March 10th, 2015
There are some mixed feelings about the Algebra II flipped classroom courses taught at MHS.
Some students love it and are clearly able to reap the benefits from this system. For others, it doesn’t seem to “click” and makes learning harder. Whether the student and their family likes it or not often depends on how well the student is doing and how hard they have worked.
The term “flipped classroom” means exactly what it sounds like. The classwork and homework in the course are switched. Instead of listening to a lecture during the class time, the students work through a question packet, asking questions of their teacher and classmates when necessary. For homework, they watch a 10-20 minute lecture video that teaches them the lesson for the next day.
“One downside is that students have to watch the videos. If they don’t watch the videos, then they are really not getting the lessons,” admitted Mr. Jensen, a teacher at MHS running a flipped Algebra II classroom. “It puts a lot of the responsibility back on the students. Now, some like that. Some really thrive in that, some don’t.”
Mrs. Rowanhill, a physics teacher at MHS who also flips her classes, agreed. “It is on the students to watch the videos and if they don’t do it and if they fall behind they have a much harder time keeping up.”
It is all too easy for students to copy notes from a friend, or “watch” the video while actually watching TV. If the students don’t watch the video, “watch” it, or don’t understand it, then they won’t understand the lesson. This almost certainly means that they will struggle to learn the material.
It also means that, since they lack the necessary responsibility to do the 15-30 minutes of work asked of them each night, those same students also don’t like the flipped classroom concept and have decided that this style is not for them.
Though the teacher often spends some time at the beginning of the class reviewing the previous night’s video for clarification, it is still important that the students actually watch the video themselves and strive to understand it to the best of their ability.
During the spring semester of 2014, Mr. Jensen made the homework videos as his class went along through the course. Often, he would assign a video that wouldn’t be up on Blackboard until a little later in the evening because he still had to record the lesson.
It takes a lot of work to set up a flipped classroom, which is perhaps why there are so few of them offered at MHS as of 2015. Most of the Algebra II courses (not all), a few of the physics courses, and only some chemistry classes are taught in this fashion.
In fact, due to complaints from some first semester students of 2015, even less Algebra II courses are taught with a flipped classroom format for this second semester.
There are plenty of students who work hard, do well, and love this course.

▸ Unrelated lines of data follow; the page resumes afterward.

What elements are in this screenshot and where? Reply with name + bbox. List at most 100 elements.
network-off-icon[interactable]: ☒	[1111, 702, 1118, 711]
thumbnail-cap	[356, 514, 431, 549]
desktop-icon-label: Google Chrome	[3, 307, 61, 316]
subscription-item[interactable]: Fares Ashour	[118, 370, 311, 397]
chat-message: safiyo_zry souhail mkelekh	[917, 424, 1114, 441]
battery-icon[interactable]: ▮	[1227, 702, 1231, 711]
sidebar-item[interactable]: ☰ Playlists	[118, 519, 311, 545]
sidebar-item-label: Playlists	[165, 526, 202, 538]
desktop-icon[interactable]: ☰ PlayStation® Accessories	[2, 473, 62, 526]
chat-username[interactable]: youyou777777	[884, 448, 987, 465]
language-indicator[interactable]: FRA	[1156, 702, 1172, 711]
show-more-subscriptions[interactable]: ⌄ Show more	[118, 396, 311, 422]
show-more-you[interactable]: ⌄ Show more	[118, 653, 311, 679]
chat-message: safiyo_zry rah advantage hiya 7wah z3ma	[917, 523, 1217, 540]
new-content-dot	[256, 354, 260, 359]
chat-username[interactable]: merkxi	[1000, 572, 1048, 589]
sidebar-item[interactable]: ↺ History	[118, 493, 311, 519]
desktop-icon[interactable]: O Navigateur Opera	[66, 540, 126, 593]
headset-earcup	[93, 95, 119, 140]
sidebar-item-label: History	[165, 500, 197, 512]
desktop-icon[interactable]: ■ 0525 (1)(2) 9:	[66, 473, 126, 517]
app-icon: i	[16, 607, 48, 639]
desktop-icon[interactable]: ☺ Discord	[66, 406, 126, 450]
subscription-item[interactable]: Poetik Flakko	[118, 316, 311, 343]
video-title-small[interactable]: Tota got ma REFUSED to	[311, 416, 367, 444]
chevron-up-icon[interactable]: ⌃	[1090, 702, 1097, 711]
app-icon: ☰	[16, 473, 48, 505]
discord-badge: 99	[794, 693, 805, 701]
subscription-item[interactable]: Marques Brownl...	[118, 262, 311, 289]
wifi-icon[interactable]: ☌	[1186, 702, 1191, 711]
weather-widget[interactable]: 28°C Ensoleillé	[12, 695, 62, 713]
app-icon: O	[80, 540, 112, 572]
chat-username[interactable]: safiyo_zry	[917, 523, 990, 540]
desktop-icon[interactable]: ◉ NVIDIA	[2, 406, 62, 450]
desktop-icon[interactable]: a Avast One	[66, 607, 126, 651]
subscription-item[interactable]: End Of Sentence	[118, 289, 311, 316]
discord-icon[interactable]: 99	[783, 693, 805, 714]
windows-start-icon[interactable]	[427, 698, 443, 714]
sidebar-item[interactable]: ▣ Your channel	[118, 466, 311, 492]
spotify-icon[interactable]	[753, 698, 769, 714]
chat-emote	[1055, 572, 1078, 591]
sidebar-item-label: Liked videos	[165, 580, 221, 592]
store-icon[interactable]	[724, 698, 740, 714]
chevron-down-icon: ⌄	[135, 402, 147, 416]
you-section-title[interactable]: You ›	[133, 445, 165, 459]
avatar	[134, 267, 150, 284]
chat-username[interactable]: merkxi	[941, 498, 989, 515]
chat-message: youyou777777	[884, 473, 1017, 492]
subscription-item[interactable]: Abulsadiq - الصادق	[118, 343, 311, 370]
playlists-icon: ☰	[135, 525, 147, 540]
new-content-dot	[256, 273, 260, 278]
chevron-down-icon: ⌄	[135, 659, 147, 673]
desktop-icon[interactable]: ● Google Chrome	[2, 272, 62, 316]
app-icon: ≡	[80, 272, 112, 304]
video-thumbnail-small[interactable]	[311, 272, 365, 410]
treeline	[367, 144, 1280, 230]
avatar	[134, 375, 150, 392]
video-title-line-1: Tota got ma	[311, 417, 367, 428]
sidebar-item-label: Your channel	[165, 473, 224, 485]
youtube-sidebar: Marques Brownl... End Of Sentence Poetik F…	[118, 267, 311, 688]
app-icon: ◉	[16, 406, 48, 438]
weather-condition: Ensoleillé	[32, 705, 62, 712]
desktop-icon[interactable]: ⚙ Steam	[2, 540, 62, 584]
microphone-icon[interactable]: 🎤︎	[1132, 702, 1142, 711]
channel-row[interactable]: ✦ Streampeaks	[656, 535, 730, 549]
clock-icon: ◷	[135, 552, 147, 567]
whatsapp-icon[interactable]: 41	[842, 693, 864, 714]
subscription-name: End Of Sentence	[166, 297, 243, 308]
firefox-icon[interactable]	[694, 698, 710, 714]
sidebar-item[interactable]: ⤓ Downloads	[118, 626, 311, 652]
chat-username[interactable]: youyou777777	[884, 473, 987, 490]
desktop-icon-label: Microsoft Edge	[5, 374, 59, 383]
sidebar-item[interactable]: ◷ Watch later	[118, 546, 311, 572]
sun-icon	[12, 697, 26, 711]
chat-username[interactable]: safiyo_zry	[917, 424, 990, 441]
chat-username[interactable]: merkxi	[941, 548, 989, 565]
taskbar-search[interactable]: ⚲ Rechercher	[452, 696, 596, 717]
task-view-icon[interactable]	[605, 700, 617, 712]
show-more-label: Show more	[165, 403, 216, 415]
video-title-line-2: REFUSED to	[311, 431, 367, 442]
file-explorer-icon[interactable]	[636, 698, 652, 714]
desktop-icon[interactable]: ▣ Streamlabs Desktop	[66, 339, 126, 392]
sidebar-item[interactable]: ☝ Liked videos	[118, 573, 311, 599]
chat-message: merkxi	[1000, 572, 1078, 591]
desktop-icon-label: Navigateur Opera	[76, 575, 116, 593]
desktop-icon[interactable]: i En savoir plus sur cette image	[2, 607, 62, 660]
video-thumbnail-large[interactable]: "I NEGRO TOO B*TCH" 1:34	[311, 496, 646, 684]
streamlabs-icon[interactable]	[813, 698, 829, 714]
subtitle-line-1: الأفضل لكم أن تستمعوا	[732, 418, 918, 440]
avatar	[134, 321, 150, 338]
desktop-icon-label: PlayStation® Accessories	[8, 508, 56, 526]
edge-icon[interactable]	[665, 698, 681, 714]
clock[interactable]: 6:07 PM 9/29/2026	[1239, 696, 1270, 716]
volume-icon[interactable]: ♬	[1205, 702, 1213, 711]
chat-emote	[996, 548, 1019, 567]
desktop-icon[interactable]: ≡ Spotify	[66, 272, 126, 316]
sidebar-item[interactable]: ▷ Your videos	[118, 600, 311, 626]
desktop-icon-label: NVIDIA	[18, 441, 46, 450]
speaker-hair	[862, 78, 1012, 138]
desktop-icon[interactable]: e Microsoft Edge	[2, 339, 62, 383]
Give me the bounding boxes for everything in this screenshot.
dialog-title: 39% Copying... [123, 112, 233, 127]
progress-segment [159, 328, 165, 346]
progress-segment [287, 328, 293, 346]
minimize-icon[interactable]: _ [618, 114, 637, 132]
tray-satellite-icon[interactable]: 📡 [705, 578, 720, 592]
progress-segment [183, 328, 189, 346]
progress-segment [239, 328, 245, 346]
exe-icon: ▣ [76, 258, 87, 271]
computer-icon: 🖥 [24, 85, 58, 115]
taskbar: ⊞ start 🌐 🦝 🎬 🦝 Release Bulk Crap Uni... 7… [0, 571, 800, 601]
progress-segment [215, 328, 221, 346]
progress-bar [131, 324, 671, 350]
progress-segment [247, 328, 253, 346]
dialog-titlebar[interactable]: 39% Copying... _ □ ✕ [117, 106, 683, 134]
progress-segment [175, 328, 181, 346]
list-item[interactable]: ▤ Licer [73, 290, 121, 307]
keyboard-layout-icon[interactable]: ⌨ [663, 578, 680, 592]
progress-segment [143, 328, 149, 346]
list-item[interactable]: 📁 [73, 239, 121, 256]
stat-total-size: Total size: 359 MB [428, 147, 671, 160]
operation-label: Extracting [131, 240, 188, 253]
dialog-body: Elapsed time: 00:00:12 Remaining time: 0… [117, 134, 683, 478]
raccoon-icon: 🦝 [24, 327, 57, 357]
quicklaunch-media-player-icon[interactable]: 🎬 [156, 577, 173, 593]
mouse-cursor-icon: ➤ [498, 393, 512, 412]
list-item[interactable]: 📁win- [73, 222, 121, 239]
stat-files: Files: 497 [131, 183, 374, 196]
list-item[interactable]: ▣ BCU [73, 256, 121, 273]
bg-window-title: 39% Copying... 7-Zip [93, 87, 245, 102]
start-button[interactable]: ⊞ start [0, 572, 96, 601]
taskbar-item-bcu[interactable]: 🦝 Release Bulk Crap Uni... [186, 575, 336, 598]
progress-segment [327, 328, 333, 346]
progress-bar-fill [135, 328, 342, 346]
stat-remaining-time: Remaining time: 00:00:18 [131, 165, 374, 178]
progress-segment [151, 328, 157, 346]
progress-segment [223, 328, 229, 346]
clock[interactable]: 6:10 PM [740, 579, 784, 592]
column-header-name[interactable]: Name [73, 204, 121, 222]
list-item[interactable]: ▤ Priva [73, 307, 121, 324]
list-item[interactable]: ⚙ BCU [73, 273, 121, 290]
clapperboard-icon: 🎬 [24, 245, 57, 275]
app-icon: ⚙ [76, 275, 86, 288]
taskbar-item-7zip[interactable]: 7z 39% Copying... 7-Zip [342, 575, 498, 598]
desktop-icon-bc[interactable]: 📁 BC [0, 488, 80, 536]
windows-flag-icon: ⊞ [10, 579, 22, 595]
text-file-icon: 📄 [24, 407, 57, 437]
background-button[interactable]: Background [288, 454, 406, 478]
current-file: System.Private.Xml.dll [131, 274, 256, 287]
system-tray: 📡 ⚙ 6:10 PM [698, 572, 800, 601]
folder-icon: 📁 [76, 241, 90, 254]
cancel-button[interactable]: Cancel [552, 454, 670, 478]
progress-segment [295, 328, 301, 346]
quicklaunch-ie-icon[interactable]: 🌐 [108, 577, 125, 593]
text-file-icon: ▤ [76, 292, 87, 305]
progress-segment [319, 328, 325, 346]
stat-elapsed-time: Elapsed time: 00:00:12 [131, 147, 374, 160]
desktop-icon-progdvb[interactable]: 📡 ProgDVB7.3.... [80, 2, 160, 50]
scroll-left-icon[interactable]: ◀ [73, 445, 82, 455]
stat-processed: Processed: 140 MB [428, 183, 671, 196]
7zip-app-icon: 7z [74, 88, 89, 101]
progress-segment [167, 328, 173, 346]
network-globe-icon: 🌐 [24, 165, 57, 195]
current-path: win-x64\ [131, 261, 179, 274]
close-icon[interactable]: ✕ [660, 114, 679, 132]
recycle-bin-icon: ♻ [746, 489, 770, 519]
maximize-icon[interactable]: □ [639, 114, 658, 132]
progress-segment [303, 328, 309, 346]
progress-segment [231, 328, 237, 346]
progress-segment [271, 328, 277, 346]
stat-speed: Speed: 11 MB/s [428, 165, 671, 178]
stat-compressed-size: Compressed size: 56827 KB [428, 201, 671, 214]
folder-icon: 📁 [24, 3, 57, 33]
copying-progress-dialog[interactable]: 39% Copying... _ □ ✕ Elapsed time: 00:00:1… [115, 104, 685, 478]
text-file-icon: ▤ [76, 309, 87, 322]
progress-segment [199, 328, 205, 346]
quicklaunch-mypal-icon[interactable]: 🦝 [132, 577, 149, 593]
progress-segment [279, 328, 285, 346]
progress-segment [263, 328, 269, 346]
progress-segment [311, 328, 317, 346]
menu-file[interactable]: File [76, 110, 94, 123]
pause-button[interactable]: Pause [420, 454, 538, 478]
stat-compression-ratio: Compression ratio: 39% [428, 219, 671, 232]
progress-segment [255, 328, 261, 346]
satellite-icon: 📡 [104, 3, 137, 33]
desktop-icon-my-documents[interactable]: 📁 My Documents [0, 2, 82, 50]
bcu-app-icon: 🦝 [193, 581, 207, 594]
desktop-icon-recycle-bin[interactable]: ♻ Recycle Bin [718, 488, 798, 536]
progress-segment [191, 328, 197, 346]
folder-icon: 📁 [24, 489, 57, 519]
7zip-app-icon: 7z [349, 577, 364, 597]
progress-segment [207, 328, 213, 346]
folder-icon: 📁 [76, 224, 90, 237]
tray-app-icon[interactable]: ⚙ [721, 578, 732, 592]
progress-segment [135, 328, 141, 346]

Ma’ayan Amar (’18), and a member of Mr. Jensen’s Algebra II class is one of them.
Amar said: “I really enjoy the flipped classrooms because it saves time. . . sometimes it’s a little confusing. . . but I wouldn’t really say there were any negative aspects.”
Many students agree with her. They love the shortened homework and lecture time.
Though there is limited data to go by, students have collectively been doing just as well in terms of grades during the flipped courses as they have been in the more traditional classes.
Some teachers like the concept of a flipped classroom. It sounds appealing to have some relaxing semesters with minimal lecturing and prep work, once all the videos are done.
The negative side to this is the semester it took to create the videos.
There are numerous pluses and minuses to this style of teaching, so the questions are: where is this going and will there be more flipped classrooms in the future?
Whether there are more flipped classrooms in store for Monticello students is yet to be seen.
Jenna Driskill (‘18) and Cassidy Wells (‘18) hope that they are enrolled in some flipped classes in the coming years.
Wells said, “I think that flipped classrooms are a lot more efficient.”